No theory can stop recurrent boom and bust

In 1847, a Dr Hyde Clark wrote a paper entitled Physical Economy - a Preliminary Inquiry into the Physical Laws Governing the Periods of Famines and Panics. His paper was published in the Railway Register.

It opens with the comment: “We have just gone through a time of busy industry and are come upon sorrow and ill-fortune; but the same things have befallen us often within the knowledge of those now living...a period of bustle, or of gambling, cut short in a trice and turned into a period of suffering and loss, is a phenomenon so often recorded, that what is most to be noted is that it should excite any wonder.” We can say that again in 2008.

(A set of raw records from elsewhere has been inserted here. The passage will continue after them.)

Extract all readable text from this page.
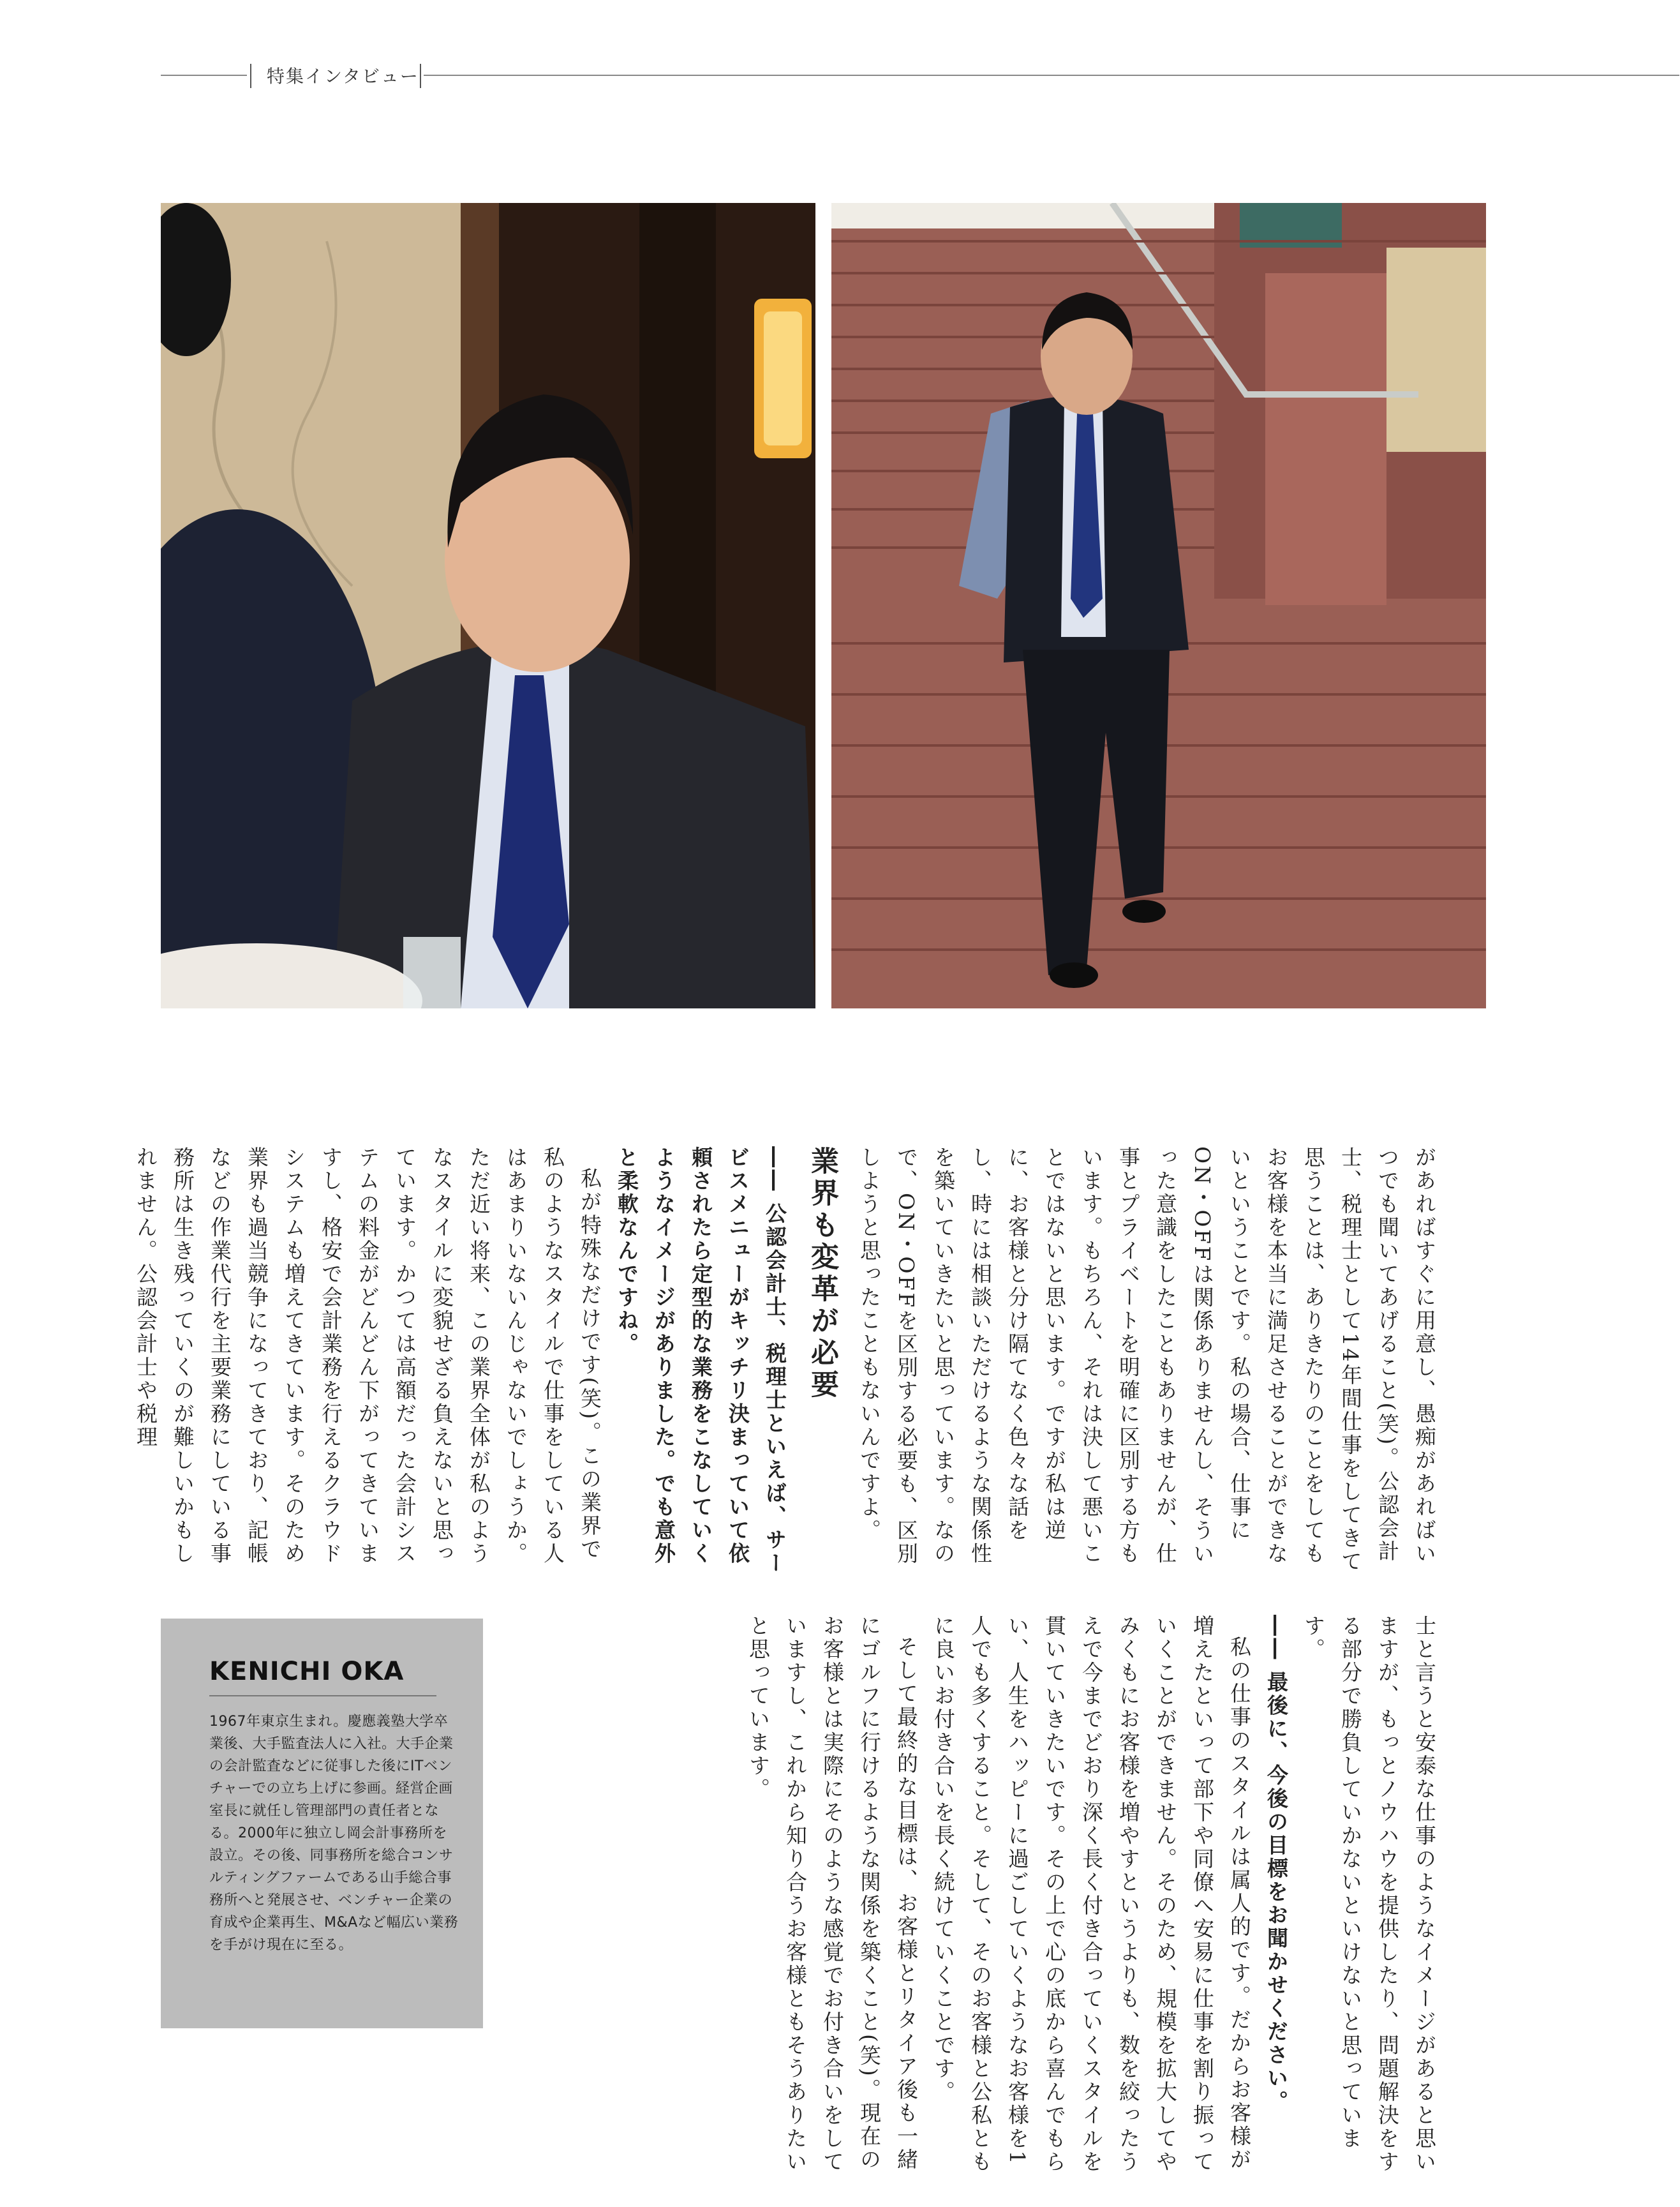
特集インタビュー

があればすぐに用意し、愚痴があればいつでも聞いてあげること(笑)。公認会計士、税理士として14年間仕事をしてきて思うことは、ありきたりのことをしてもお客様を本当に満足させることができないということです。私の場合、仕事にON・OFFは関係ありませんし、そういった意識をしたこともありませんが、仕事とプライベートを明確に区別する方もいます。もちろん、それは決して悪いことではないと思います。ですが私は逆に、お客様と分け隔てなく色々な話をし、時には相談いただけるような関係性を築いていきたいと思っています。なので、ON・OFFを区別する必要も、区別しようと思ったこともないんですよ。

業界も変革が必要

―― 公認会計士、税理士といえば、サービスメニューがキッチリ決まっていて依頼されたら定型的な業務をこなしていくようなイメージがありました。でも意外と柔軟なんですね。

私が特殊なだけです(笑)。この業界で私のようなスタイルで仕事をしている人はあまりいないんじゃないでしょうか。ただ近い将来、この業界全体が私のようなスタイルに変貌せざる負えないと思っています。かつては高額だった会計システムの料金がどんどん下がってきていますし、格安で会計業務を行えるクラウドシステムも増えてきています。そのため業界も過当競争になってきており、記帳などの作業代行を主要業務にしている事務所は生き残っていくのが難しいかもしれません。公認会計士や税理

士と言うと安泰な仕事のようなイメージがあると思いますが、もっとノウハウを提供したり、問題解決をする部分で勝負していかないといけないと思っています。

―― 最後に、今後の目標をお聞かせください。

私の仕事のスタイルは属人的です。だからお客様が増えたといって部下や同僚へ安易に仕事を割り振っていくことができません。そのため、規模を拡大してやみくもにお客様を増やすというよりも、数を絞ったうえで今までどおり深く長く付き合っていくスタイルを貫いていきたいです。その上で心の底から喜んでもらい、人生をハッピーに過ごしていくようなお客様を1人でも多くすること。そして、そのお客様と公私ともに良いお付き合いを長く続けていくことです。

そして最終的な目標は、お客様とリタイア後も一緒にゴルフに行けるような関係を築くこと(笑)。現在のお客様とは実際にそのような感覚でお付き合いをしていますし、これから知り合うお客様ともそうありたいと思っています。

KENICHI OKA
1967年東京生まれ。慶應義塾大学卒業後、大手監査法人に入社。大手企業の会計監査などに従事した後にITベンチャーでの立ち上げに参画。経営企画室長に就任し管理部門の責任者となる。2000年に独立し岡会計事務所を設立。その後、同事務所を総合コンサルティングファームである山手総合事務所へと発展させ、ベンチャー企業の育成や企業再生、M&Aなど幅広い業務を手がけ現在に至る。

The 1840s were the period of the great railway mania and of Sir Robert Peel's Bank Act. They were one of the periods in which economists were concerned to explain economic crises and, if possible, prevent them recurring. We are back in such a period and should expect a similar public debate. Within a few days, the 2008 crisis has overwhelmed leading banks in the United States and Britain; the US Administration has had to pledge unimaginably large sums in defence of the surviving banks. The US Government has taken on contingent liabilities of more than $1 trillion.

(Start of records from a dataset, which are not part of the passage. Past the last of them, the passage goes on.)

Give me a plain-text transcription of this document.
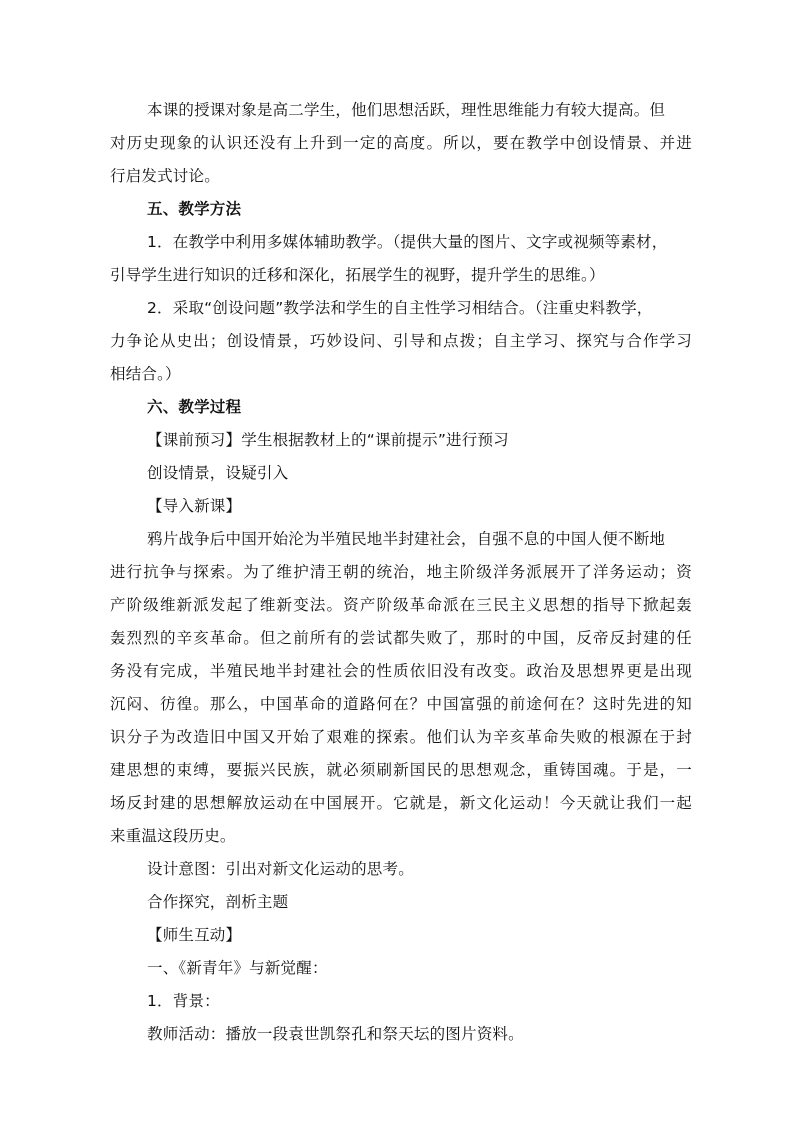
本课的授课对象是高二学生，他们思想活跃，理性思维能力有较大提高。但
对历史现象的认识还没有上升到一定的高度。所以，要在教学中创设情景、并进
行启发式讨论。
五、教学方法
1．在教学中利用多媒体辅助教学。（提供大量的图片、文字或视频等素材，
引导学生进行知识的迁移和深化，拓展学生的视野，提升学生的思维。）
2．采取“创设问题”教学法和学生的自主性学习相结合。（注重史料教学，
力争论从史出；创设情景，巧妙设问、引导和点拨；自主学习、探究与合作学习
相结合。）
六、教学过程
【课前预习】学生根据教材上的“课前提示”进行预习
创设情景，设疑引入
【导入新课】
鸦片战争后中国开始沦为半殖民地半封建社会，自强不息的中国人便不断地
进行抗争与探索。为了维护清王朝的统治，地主阶级洋务派展开了洋务运动；资
产阶级维新派发起了维新变法。资产阶级革命派在三民主义思想的指导下掀起轰
轰烈烈的辛亥革命。但之前所有的尝试都失败了，那时的中国，反帝反封建的任
务没有完成，半殖民地半封建社会的性质依旧没有改变。政治及思想界更是出现
沉闷、彷徨。那么，中国革命的道路何在？中国富强的前途何在？这时先进的知
识分子为改造旧中国又开始了艰难的探索。他们认为辛亥革命失败的根源在于封
建思想的束缚，要振兴民族，就必须刷新国民的思想观念，重铸国魂。于是，一
场反封建的思想解放运动在中国展开。它就是，新文化运动！今天就让我们一起
来重温这段历史。
设计意图：引出对新文化运动的思考。
合作探究，剖析主题
【师生互动】
一、《新青年》与新觉醒：
1．背景：
教师活动：播放一段袁世凯祭孔和祭天坛的图片资料。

At least Dr Hyde Clark enables us to put this crisis in ahistoric context. There had been crises before the 1840s, including such spectacular events as the collapse of the Dutch tulip mania in the 1630s. There have been crises since the 19th century, including the Great Wall Street Crash of 1929. We are not dealing with a unique phenomenon now, but with a recurrent event that the world economy has always survived in the end.

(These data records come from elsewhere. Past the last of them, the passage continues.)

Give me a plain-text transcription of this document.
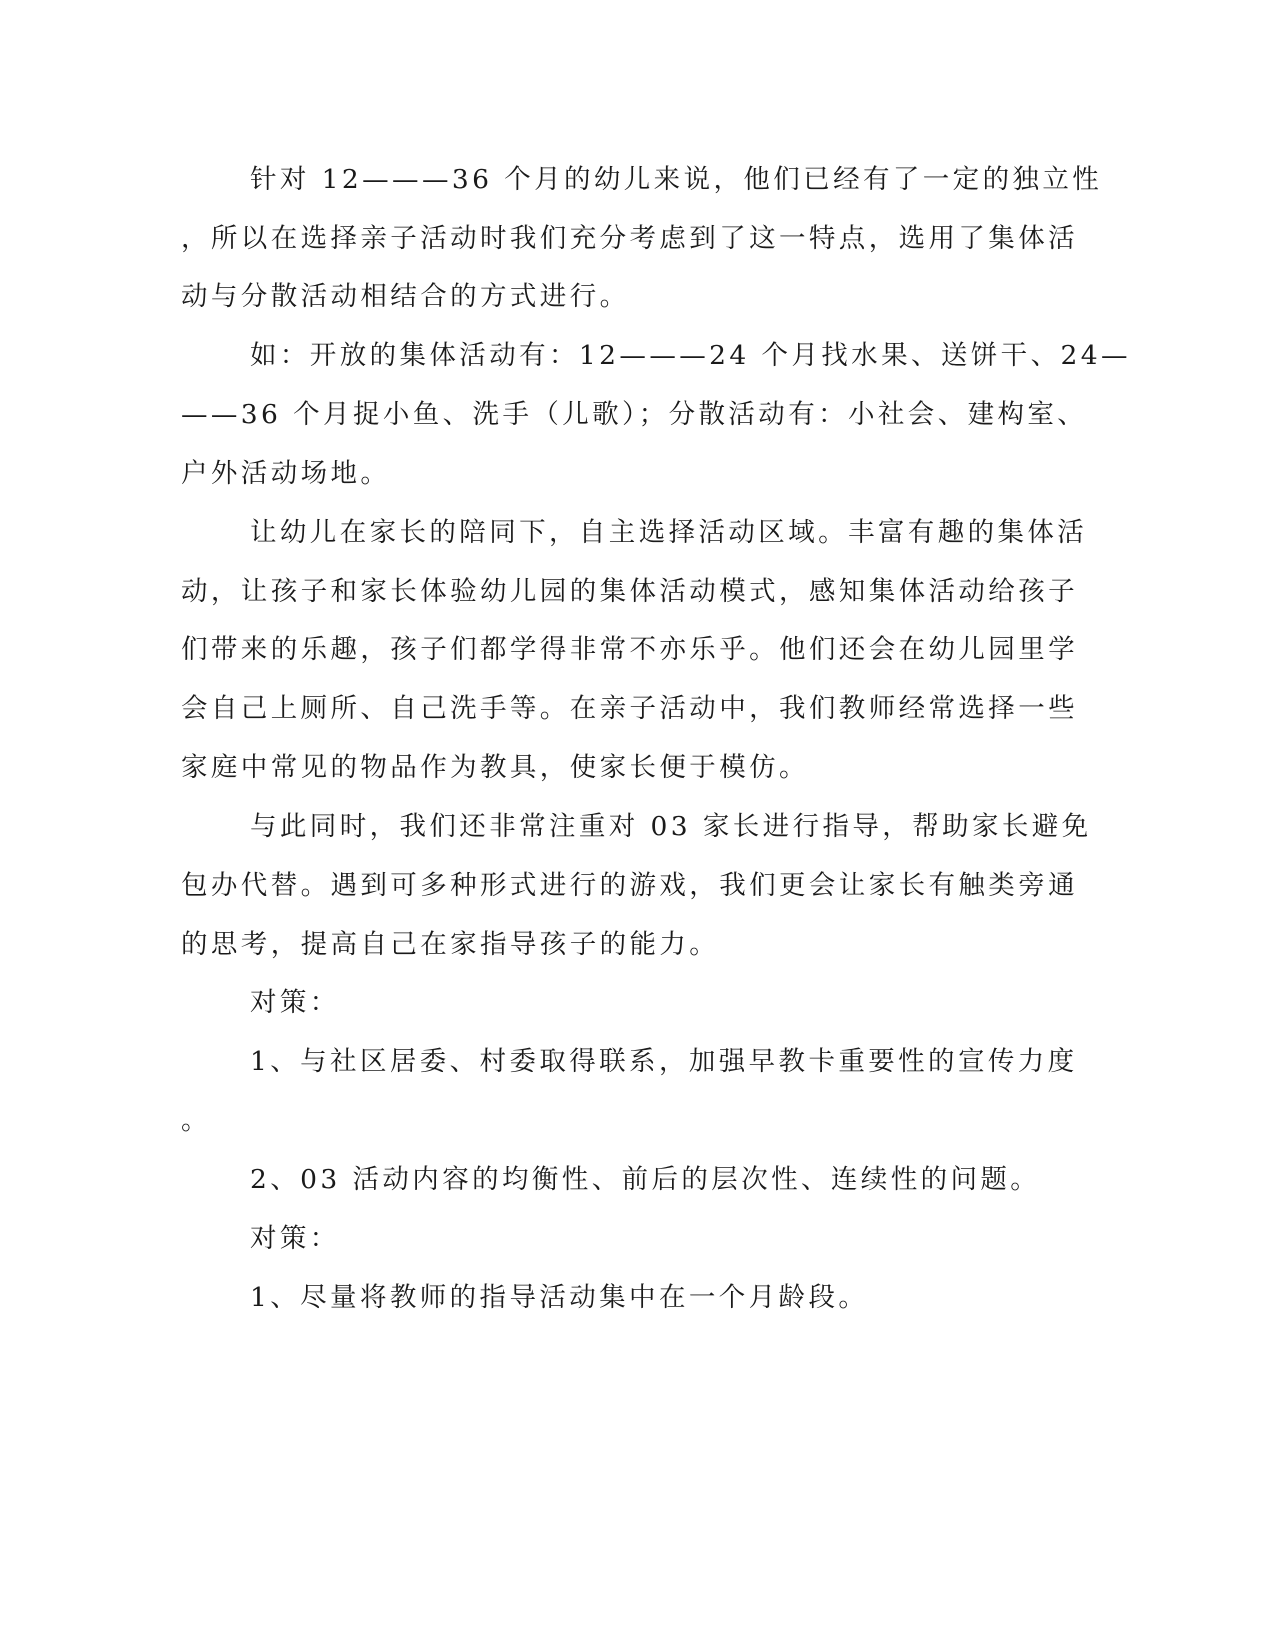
针对 12———36 个月的幼儿来说，他们已经有了一定的独立性

，所以在选择亲子活动时我们充分考虑到了这一特点，选用了集体活

动与分散活动相结合的方式进行。

如：开放的集体活动有：12———24 个月找水果、送饼干、24—

——36 个月捉小鱼、洗手（儿歌）；分散活动有：小社会、建构室、

户外活动场地。

让幼儿在家长的陪同下，自主选择活动区域。丰富有趣的集体活

动，让孩子和家长体验幼儿园的集体活动模式，感知集体活动给孩子

们带来的乐趣，孩子们都学得非常不亦乐乎。他们还会在幼儿园里学

会自己上厕所、自己洗手等。在亲子活动中，我们教师经常选择一些

家庭中常见的物品作为教具，使家长便于模仿。

与此同时，我们还非常注重对 03 家长进行指导，帮助家长避免

包办代替。遇到可多种形式进行的游戏，我们更会让家长有触类旁通

的思考，提高自己在家指导孩子的能力。

对策：

1、与社区居委、村委取得联系，加强早教卡重要性的宣传力度

。

2、03 活动内容的均衡性、前后的层次性、连续性的问题。

对策：

1、尽量将教师的指导活动集中在一个月龄段。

In 1847 Samuel Jones Loyd, a London banker who became Lord Overstone, wrote his classic description of the natural lifecycle of trade. “We found the state of trade subject to various conditions which are periodically returning; it revolves apparently in an established cycle. But first we find it in a state of quiescence, - next improvement, - growing confidence, - prosperity, - excitement, - overtrading, - convulsion, - pressure, - stagnation, - distress, - ending again in quiescence.”

We can take it that our present stage is one of “convulsion”, and that we may be moving on through pressure towards stagnation and distress. Anything that could be called recovery may be some way away.

A number of economists have tried to construct new theories that would stabilise the trade cycle and at the same time stabilise prices. This has engaged the attention of economists of the standing of David Ricardo, W.S. Jevons and Maynard Keynes, of the English school, and of the American, Irving Fisher. There was also a brilliant contribution from Ludwig von Mises, of the Austrian school, who came to the conclusion that this task might be impossible. That will not stop people trying again and again.

The objective that is shared by the reformers is simultaneously to stabilise prices and activity through control of interest rates and money supply. The first problem is that stable prices and rising activity may be incompatible objectives. An austere chairman of the Federal Reserve, such as Paul Volcker in the early 1980s, may bring prices under control at the expense of economic growth; a more exuberant chairman of the Federal Reserve, such as Alan Greenspan in the 1990s, may make the opposite choice. He may boost economic growth at the cost of higher prices or asset values.

There are other difficulties. Even if one accepts the monetarist view that an increase in the supply of money is likely to raise prices, there is no consistent correlation. On one occasion, a rising money supply will have little effect on prices or activity; on another occasion, the monetary kettle may boil over at the first whiff of additional funds.

There is also a difficulty that von Mises regarded as insuperable: the question of timing. In his 1928 paper on Monetary Stabilisation and Cyclical Policy, von Mises argued that bankers may be able to foresee the pattern of monetary developments, but will not be able to foresee the timing of the crisis.

Indeed, this has been the common experience of recent years. There has never been any lack of warnings of the current crisis, many made by informed people who thought the Greenspan policies could lead only to disaster. In the words of von Mises: “Would the banks be able to make the boom eternal? They cannot do this. The reason they cannot is that inflationism carried on ad infinitum is not a workable policy.” In the end, one of the succession of bubbles that Mr Greenspan inflated was bound to burst. When the housing bubble burst, it brought down the existing banking structure and nearly bust the whole machine.

On the morning after the crisis, the world's central bankers are still primarily concerned with the need to save the system, and rightly so. However, they will still be under political pressure to raise the rate of expansion as soon as possible. The pressure is greatest in the United States, although next year will be a post-presidential election year when it may be politically possible to stabilise the economy.

There is a fundamental difference between the underlying attitudes of America and Europe, with Britain on the same side as Europe. In the United States the grossest blunders have been made as a result of overconfidence and the desire to create bogus bonuses by manipulating the system. Yet Wall Street still hopes that the music has not stopped for good.

The European Central Bank, under Franco-German leadership, is much more cautious. Europe understands inflation. The Bank of England sympathises with the European view, though there are still members of the Government who want to cut taxes or raise public expenditure. I am glad, in these circumstances, that interest rate policy is in the hands of the Bank of England.